The ruling values the doctrine of strict construction of penal statutes and emphasises the procedural role of Section 482, CrPC as a corrective against frivolous or unsubstantiated criminal proceedings. For corporate governance, the judgment highlights the legal distinctions between executive control and oversight roles and underscores the importance for companies to maintain clear records of authorisations and board-level responsibilities to prevent misuse of criminal process.
J) REFERENCES
a. Important Cases Referred
i. Kamalkishor Shrigopal Taparia v. India Ener-Gen Private Limited & Anr., [2025] 3 S.C.R. 91 : 2025 INSC 223.
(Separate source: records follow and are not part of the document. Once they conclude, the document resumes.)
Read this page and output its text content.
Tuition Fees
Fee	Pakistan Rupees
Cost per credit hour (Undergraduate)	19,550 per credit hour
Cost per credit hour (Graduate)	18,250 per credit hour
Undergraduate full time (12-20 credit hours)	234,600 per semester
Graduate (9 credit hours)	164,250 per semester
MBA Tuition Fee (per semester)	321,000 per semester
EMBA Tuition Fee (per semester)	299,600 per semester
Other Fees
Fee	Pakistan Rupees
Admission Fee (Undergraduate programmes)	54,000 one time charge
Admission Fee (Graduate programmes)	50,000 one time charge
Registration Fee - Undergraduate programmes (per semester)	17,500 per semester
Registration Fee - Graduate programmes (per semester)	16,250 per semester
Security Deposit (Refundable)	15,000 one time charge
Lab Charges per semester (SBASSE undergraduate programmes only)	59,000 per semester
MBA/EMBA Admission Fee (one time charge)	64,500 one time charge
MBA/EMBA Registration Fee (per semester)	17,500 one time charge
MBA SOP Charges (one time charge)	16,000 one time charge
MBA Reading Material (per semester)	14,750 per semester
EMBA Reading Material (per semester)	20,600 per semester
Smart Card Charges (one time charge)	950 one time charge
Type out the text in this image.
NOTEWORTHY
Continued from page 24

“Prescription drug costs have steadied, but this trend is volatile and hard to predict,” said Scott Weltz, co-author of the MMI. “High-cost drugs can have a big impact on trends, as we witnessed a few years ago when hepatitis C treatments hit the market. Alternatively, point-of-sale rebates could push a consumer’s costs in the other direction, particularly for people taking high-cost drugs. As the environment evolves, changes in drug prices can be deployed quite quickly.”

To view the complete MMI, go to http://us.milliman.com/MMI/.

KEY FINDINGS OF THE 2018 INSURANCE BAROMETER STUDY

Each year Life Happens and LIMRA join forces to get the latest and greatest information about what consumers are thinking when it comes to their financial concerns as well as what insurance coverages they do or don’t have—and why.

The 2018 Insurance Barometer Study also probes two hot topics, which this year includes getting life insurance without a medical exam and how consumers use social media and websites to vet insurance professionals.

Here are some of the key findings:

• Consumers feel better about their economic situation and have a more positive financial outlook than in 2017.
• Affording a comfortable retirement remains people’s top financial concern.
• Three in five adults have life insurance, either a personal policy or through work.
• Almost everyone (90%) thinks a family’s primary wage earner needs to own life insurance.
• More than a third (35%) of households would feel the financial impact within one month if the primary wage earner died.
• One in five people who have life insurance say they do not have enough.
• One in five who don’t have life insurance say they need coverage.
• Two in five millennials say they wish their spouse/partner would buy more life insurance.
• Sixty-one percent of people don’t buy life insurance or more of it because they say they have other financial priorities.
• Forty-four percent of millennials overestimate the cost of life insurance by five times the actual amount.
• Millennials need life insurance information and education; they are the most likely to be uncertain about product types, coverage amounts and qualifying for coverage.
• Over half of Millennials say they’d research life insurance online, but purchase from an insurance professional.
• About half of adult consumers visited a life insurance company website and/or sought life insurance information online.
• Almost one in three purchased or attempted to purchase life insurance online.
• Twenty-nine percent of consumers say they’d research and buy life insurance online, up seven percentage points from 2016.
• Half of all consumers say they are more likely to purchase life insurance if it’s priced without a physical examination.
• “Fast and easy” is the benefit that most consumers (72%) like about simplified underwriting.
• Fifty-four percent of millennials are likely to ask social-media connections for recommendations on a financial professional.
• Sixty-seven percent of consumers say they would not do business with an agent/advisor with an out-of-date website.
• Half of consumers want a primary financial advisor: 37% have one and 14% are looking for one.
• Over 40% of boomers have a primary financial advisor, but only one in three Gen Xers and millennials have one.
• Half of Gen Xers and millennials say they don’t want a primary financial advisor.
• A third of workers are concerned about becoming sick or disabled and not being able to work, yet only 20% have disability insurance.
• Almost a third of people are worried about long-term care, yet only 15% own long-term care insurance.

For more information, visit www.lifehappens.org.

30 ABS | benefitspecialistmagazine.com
ii. National Small Industries Corporation Limited v. Harmeet Singh Paintal and Another, [2010] 2 SCR 805 : (2010) 3 SCC 330.
iii. N.K. Wahi v. Shekhar Singh, [2007] 3 SCR 883 : (2007) 9 SCC 481.
iv. S.M.S. Pharmaceuticals Ltd. v. Neeta Bhalla and Another, [2005] Supp. 3 SCR 371 : (2005) 8 SCC 89.
v. Pooja Ravinder Devidasani v. State of Maharashtra, [2014] 14 SCR 1468 : (2014) 16 SCC 1.
b. Important Statutes Referred
i. Negotiable Instruments Act, 1881 (India).
ii. Code of Criminal Procedure, 1973 (India).